In the seven years since Maia Sinaiko and Susanna Thomson started Sour Widows, they have survived a litany of tragedies and tribulations. Sinaiko lost a partner to an accidental overdose just before the band began. Thomson’s mother was diagnosed with a rare cancer, which she lived with for four years before passing away in June 2021. As they prepared to enter Oakland’s Tiny Telephone in 2023 to make an album partly of songs about navigating those losses and the lives they shaped, more troubles mounted, including a traumatic breakup and Thomson’s father’s sudden cancer diagnosis.

Sour Widows has served as an essential outlet for Sinaiko, Thomson, and drummer Max Edelman, a way to process real-time woes so as to transmute them into something beautiful, useful, real, and lasting. It has been an anchor, too, keeping them lashed to reality as the world roiled around them. Revival of a Friend, the band’s entrancing and powerful debut album due June 28th on Exploding In Sound Records, is their collective testament to that process, an hour-long lesson in endurance that is years in the making.

Inspired by the folk singing of their youth, the grit and grace of Joni Mitchell, the slowly spiraling dazzle of Duster and Bedhead, and the steady angularity and sudden snarl of Slint, Revival of a Friend fully recognizes the arbitrary cruelty of individual existence and finds that some of the best ways beyond it are to share harmonies, a tangle of electric guitars, or a song that simply imagines hope somewhere on the other side. Methodically built over many years, the album is a poignant and gripping record about the pain of growing up and getting on with it.

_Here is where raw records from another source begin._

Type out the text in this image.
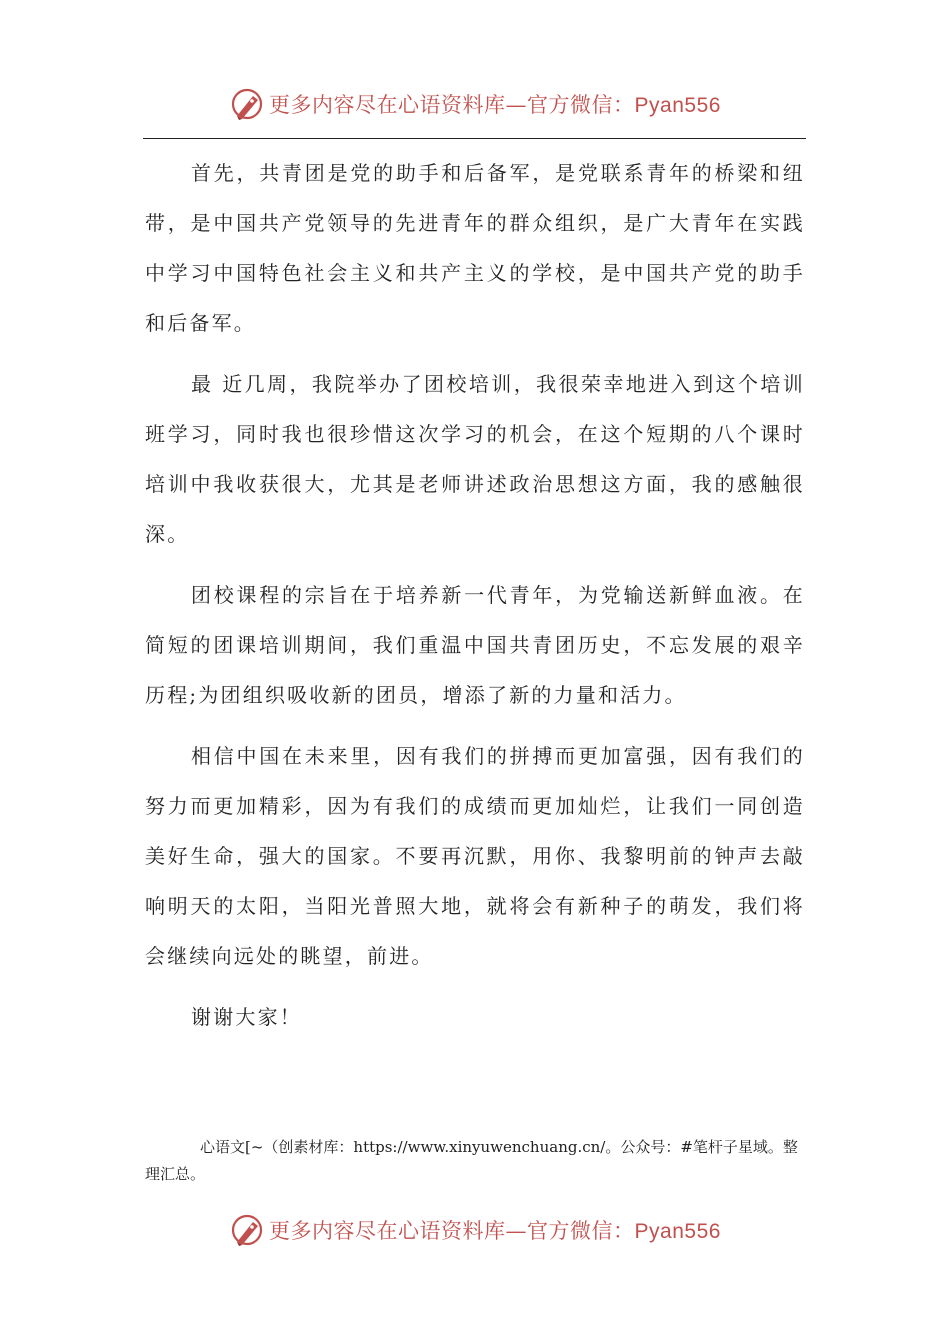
更多内容尽在心语资料库—官方微信：Pyan556

首先，共青团是党的助手和后备军，是党联系青年的桥梁和纽带，是中国共产党领导的先进青年的群众组织，是广大青年在实践中学习中国特色社会主义和共产主义的学校，是中国共产党的助手和后备军。

最 近几周，我院举办了团校培训，我很荣幸地进入到这个培训班学习，同时我也很珍惜这次学习的机会，在这个短期的八个课时培训中我收获很大，尤其是老师讲述政治思想这方面，我的感触很深。

团校课程的宗旨在于培养新一代青年，为党输送新鲜血液。在简短的团课培训期间，我们重温中国共青团历史，不忘发展的艰辛历程;为团组织吸收新的团员，增添了新的力量和活力。

相信中国在未来里，因有我们的拼搏而更加富强，因有我们的努力而更加精彩，因为有我们的成绩而更加灿烂，让我们一同创造美好生命，强大的国家。不要再沉默，用你、我黎明前的钟声去敲响明天的太阳，当阳光普照大地，就将会有新种子的萌发，我们将会继续向远处的眺望，前进。

谢谢大家！

心语文[~（创素材库：https://www.xinyuwenchuang.cn/。公众号：#笔杆子星域。整理汇总。
更多内容尽在心语资料库—官方微信：Pyan556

Alongside the album announcement the band shares a video for the album’s lead single, “Cherish.” "’Cherish’ is a plea for love disguised as a curse against the world,” Sinaiko explains. “I started struggling with my mental health in my late teens, and the loss of my partner at age 21 - as well as the tumult of our relationship - exacerbated those issues. I was a very angry person, and I went through several years of being emotionally volatile. Both wanting to connect and be seen while being enraged at the state of my life, I would lash out just to make contact with someone, even if that contact was hurtful. To cherish something is to love it for all that it is. The song says everything I couldn't say to my family and friends in that grief-stricken state; I hope it can serve as a reminder that we all deserve to be cherished through our hardships, even when we are at our most difficult to love.”